A minha heroína na luta de dez anos para que a minha visão seja aceite é a Baronesa Bertin. Com a sua análise aprofundada da regulamentação da pornografia online publicada no ano passado, ele liderou a campanha para mudar a lei. Ele concorda comigo que, por muito tempo, tivemos um cenário de pornografia onde sabíamos que era um problema, mas não fizemos nada a respeito. Isso muda isso.

Ele espera que outros países analisem as nossas leis e sigam o exemplo da Grã-Bretanha. Sua análise encontrou uma ligação clara entre a pornografia extrema e as atitudes sexuais prejudiciais do mundo real. Ele descobriu que esse uso de pornografia estava associado ao fato de os homens considerarem as mulheres como objetos sexuais e à maior aceitação da agressão sexual contra as mulheres.

Não sou puritano – e um lindo consertador de máquina de lavar alivia o tédio de uma mulher entediada – desde que a ‘diversão’ dele não envolva a degradação dela.

Vale mesmo a pena, Madonna?

Oh Madonna, como você deve ser cansativa. Roupa interior preta em vez de vestidos, meias pretas transparentes, luvas azuis que ficam bem na lavagem – e grandes óculos pretos no escuro. Madonna, você tem 67 anos, apenas oito anos mais nova que eu. Odeio dizer isso para outra mulher, mas talvez seja hora de agir de acordo com sua idade?

Evidências de que casais com diferença de idade podem trabalhar

Lembra-se do alvoroço quando o ator Harrison Ford se casou com Calista Flockhart em 2010? ‘Ele tem 67 anos, ela apenas 45. Duas décadas! Ela acabará cuidando de um velho.

Alguém ainda acha que 22 anos é uma grande lacuna? Se sim, assista-os juntos no SAG Awards. Ele tem 83 anos e ainda é lindo, assim como ela, aos 61, mas, o mais importante, eles ainda se amam.

Recebendo o prêmio pelo conjunto de sua obra, Ford elogiou a beleza, o talento e o apoio de Flockhart. Um exemplo para todos nós.

Tenho evidências para apoiar a notícia de que os cães são úteis para os humanos em problemas. Perdi meu telefone esta semana. Correndo em pânico, notei Maggie e Madge sentadas do lado de fora da porta da sala do andar de baixo. Entrei. Lá estava meu telefone na prateleira. Enquanto isso, Sue Cat não saía do sofá. Ela não poderia se importar menos.
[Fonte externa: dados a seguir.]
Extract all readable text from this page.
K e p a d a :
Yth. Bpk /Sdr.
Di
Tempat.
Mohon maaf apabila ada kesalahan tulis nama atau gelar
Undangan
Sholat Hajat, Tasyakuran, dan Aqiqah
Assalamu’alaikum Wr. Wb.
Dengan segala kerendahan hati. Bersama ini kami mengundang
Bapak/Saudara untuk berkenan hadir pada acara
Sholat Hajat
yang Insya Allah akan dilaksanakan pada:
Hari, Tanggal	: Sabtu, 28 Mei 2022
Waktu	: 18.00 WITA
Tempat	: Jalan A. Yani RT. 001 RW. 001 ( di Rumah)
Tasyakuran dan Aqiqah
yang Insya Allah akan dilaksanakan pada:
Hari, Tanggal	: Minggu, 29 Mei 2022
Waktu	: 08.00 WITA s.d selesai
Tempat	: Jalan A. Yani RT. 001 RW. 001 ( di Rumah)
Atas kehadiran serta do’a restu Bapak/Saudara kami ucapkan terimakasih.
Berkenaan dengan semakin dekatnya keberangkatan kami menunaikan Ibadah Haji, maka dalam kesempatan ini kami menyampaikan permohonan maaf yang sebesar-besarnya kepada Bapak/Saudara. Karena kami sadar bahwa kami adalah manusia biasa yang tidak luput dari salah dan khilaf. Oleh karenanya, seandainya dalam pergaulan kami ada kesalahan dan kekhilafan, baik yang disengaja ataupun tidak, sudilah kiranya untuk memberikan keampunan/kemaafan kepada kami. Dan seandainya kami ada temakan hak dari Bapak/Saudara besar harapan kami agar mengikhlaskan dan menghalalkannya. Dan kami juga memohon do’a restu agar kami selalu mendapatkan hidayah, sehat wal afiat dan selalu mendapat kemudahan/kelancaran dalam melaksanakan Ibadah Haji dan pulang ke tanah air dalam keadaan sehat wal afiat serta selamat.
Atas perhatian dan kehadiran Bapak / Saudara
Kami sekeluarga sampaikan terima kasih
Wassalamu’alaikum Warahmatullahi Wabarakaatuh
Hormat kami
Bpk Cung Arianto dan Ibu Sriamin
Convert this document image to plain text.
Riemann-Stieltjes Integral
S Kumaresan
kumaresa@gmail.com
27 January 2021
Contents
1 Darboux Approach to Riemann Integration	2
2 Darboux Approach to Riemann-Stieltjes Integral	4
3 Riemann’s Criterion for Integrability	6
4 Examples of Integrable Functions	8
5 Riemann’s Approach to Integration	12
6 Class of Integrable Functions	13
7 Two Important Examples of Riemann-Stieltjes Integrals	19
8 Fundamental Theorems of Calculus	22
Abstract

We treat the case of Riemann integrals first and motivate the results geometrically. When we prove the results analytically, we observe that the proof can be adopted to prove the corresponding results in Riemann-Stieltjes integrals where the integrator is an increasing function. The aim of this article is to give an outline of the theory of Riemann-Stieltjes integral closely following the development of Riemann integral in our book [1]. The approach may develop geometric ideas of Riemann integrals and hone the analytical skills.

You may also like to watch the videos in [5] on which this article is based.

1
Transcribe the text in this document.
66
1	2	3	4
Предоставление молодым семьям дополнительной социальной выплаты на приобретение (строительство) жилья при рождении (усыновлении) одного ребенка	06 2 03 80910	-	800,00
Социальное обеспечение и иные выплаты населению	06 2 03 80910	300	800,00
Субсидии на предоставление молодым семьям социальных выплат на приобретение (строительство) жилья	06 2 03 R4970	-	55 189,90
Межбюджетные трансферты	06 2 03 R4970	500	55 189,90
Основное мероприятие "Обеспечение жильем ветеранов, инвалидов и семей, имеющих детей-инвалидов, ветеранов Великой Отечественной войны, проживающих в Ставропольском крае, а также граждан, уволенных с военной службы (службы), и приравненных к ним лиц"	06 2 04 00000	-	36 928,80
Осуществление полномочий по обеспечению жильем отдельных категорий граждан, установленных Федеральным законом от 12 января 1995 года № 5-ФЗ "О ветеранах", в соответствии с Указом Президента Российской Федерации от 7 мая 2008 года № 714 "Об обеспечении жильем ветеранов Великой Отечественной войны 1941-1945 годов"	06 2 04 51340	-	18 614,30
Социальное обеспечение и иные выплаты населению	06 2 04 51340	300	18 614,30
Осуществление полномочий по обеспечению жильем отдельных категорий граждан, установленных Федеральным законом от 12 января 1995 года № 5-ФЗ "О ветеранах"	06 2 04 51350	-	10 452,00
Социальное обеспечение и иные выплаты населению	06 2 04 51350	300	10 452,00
Chega de comida alcoólica para mim!

Como uma garrafa de vinho ficou tão cara em um restaurante? O preço médio de uma taça de vinho aumentou quase 40 por cento desde 2020, afirma a entidade comercial UK Hospitality, com listas de vinhos de muitos restaurantes de luxo a partir de £ 35 a garrafa. Felizmente, minha amiga Sally e eu não bebemos tanto quanto antes. De volta aos nossos dias de Woman’s Hour, nós alegremente bebíamos algumas garrafas durante o almoço, depois que o programa ia ao ar. Não tinha condições de fazer isso agora. Talvez assim mesmo!